From X-bit Labs: Advanced Micro Devices disclosed at the International Solid-State Circuits Conference (ISSCC) that in order to increase clock-speeds of its forthcoming microprocessors based on Piledriver micro-architecture, it will use a new resonant clock mesh technology developed by Cyclos Semiconductor. The new tech allows to cut power consumption by 10%, or boost clock-speed by 10% without inrease of TDP.

AMD’s x86-64 core code-named “Piledriver” with 4GHz and higher clock-speeds employs resonant clocking to reduce clock distribution power up to 24% while maintaining the low clock-skew target required by high-performance processors. Fabricated in a 32nm SOI process, Piledriver represents the first volume production-enabled implementation of resonant clock mesh technology.

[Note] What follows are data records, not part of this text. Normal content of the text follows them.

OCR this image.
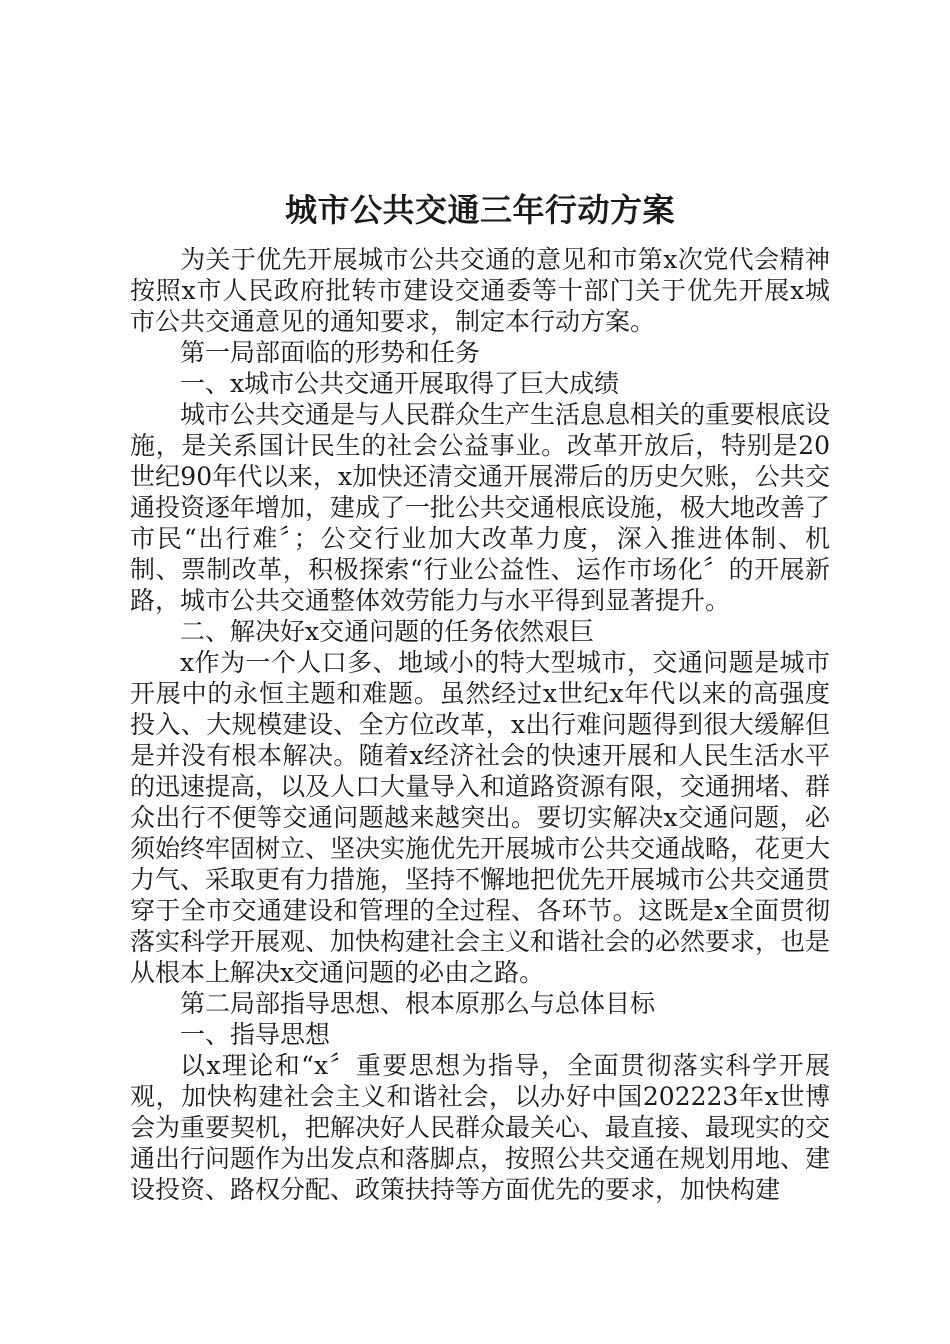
城市公共交通三年行动方案

为关于优先开展城市公共交通的意见和市第x次党代会精神按照x市人民政府批转市建设交通委等十部门关于优先开展x城市公共交通意见的通知要求，制定本行动方案。

第一局部面临的形势和任务

一、x城市公共交通开展取得了巨大成绩

城市公共交通是与人民群众生产生活息息相关的重要根底设施，是关系国计民生的社会公益事业。改革开放后，特别是20世纪90年代以来，x加快还清交通开展滞后的历史欠账，公共交通投资逐年增加，建成了一批公共交通根底设施，极大地改善了市民“出行难〞；公交行业加大改革力度，深入推进体制、机制、票制改革，积极探索“行业公益性、运作市场化〞的开展新路，城市公共交通整体效劳能力与水平得到显著提升。

二、解决好x交通问题的任务依然艰巨

x作为一个人口多、地域小的特大型城市，交通问题是城市开展中的永恒主题和难题。虽然经过x世纪x年代以来的高强度投入、大规模建设、全方位改革，x出行难问题得到很大缓解但是并没有根本解决。随着x经济社会的快速开展和人民生活水平的迅速提高，以及人口大量导入和道路资源有限，交通拥堵、群众出行不便等交通问题越来越突出。要切实解决x交通问题，必须始终牢固树立、坚决实施优先开展城市公共交通战略，花更大力气、采取更有力措施，坚持不懈地把优先开展城市公共交通贯穿于全市交通建设和管理的全过程、各环节。这既是x全面贯彻落实科学开展观、加快构建社会主义和谐社会的必然要求，也是从根本上解决x交通问题的必由之路。

第二局部指导思想、根本原那么与总体目标

一、指导思想

以x理论和“x〞重要思想为指导，全面贯彻落实科学开展观，加快构建社会主义和谐社会，以办好中国202223年x世博会为重要契机，把解决好人民群众最关心、最直接、最现实的交通出行问题作为出发点和落脚点，按照公共交通在规划用地、建设投资、路权分配、政策扶持等方面优先的要求，加快构建
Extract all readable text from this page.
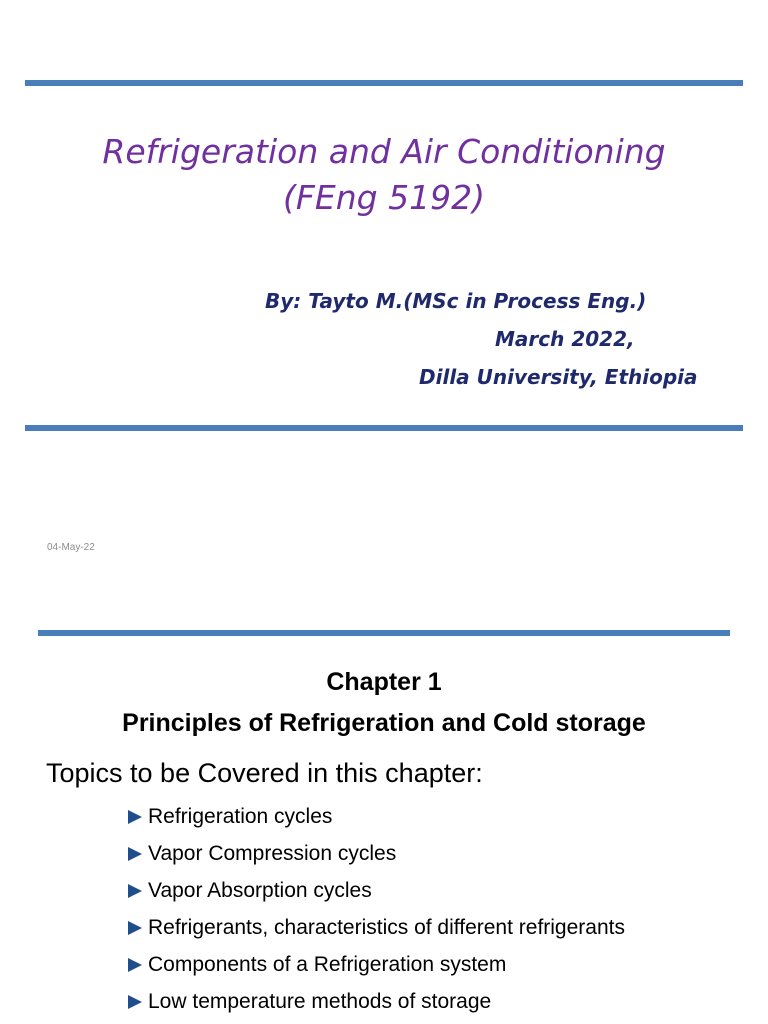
Refrigeration and Air Conditioning
(FEng 5192)
By: Tayto M.(MSc in Process Eng.)
March 2022,
Dilla University, Ethiopia
04-May-22
Chapter 1
Principles of Refrigeration and Cold storage
Topics to be Covered in this chapter:
Refrigeration cycles
Vapor Compression cycles
Vapor Absorption cycles
Refrigerants, characteristics of different refrigerants
Components of a Refrigeration system
Low temperature methods of storage
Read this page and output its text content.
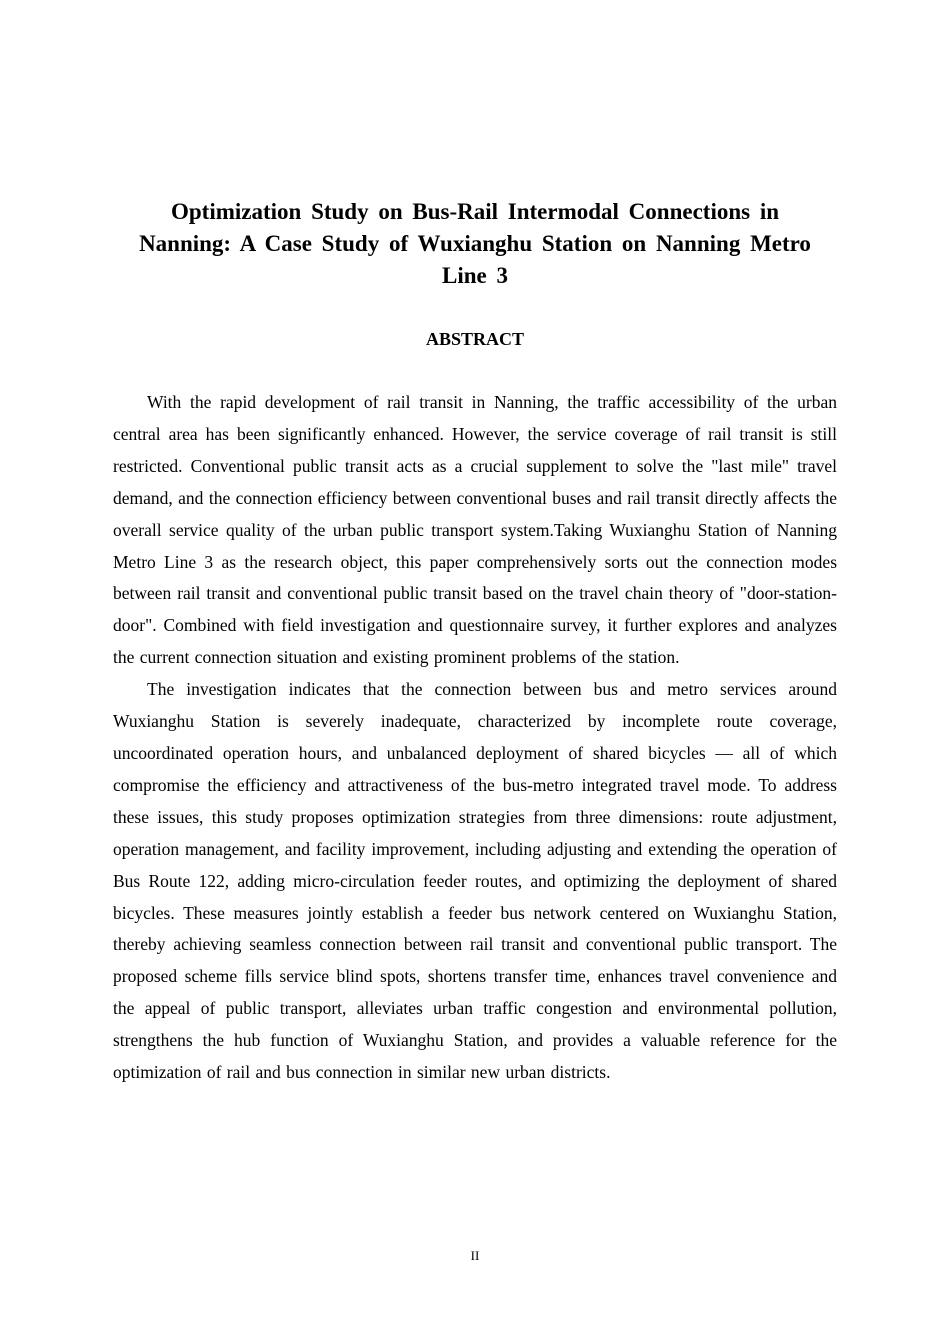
Optimization Study on Bus-Rail Intermodal Connections in Nanning: A Case Study of Wuxianghu Station on Nanning Metro Line 3
ABSTRACT

With the rapid development of rail transit in Nanning, the traffic accessibility of the urban central area has been significantly enhanced. However, the service coverage of rail transit is still restricted. Conventional public transit acts as a crucial supplement to solve the "last mile" travel demand, and the connection efficiency between conventional buses and rail transit directly affects the overall service quality of the urban public transport system.Taking Wuxianghu Station of Nanning Metro Line 3 as the research object, this paper comprehensively sorts out the connection modes between rail transit and conventional public transit based on the travel chain theory of "door-station-door". Combined with field investigation and questionnaire survey, it further explores and analyzes the current connection situation and existing prominent problems of the station.

The investigation indicates that the connection between bus and metro services around Wuxianghu Station is severely inadequate, characterized by incomplete route coverage, uncoordinated operation hours, and unbalanced deployment of shared bicycles — all of which compromise the efficiency and attractiveness of the bus-metro integrated travel mode. To address these issues, this study proposes optimization strategies from three dimensions: route adjustment, operation management, and facility improvement, including adjusting and extending the operation of Bus Route 122, adding micro-circulation feeder routes, and optimizing the deployment of shared bicycles. These measures jointly establish a feeder bus network centered on Wuxianghu Station, thereby achieving seamless connection between rail transit and conventional public transport. The proposed scheme fills service blind spots, shortens transfer time, enhances travel convenience and the appeal of public transport, alleviates urban traffic congestion and environmental pollution, strengthens the hub function of Wuxianghu Station, and provides a valuable reference for the optimization of rail and bus connection in similar new urban districts.

II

“We were able to seamlessly integrate the Cyclos IP into our existing clock mesh design process so there was no risk to our development schedule. Silicon results met our power reduction expectations, we incurred no increase in silicon area, and we were able to use our standard manufacturing process, so the investment and risk in adopting resonant clock mesh technology was well worth it as all of our customers are clamoring for more energy efficient processor designs,” said Samuel Naffziger, corporate fellow at AMD.

Cyclos resonant clock mesh technology employs on-chip inductors to create an electric pendulum, or “tank circuit”, formed by the large capacitance of the clock mesh in parallel with the Cyclos inductors. The Cyclos inductors and clock control circuits “recycle” the clock power instead of dissipating it on every clock cycle like in a clock tree implementation, which results in a reduction in total IC power consumption of up to 10%.

Clock mesh power reduction is one area where EDA vendors have not yet delivered design solutions so the validation of resonant clock mesh technology via the AMD Piledriver design is welcome news to the IC design community.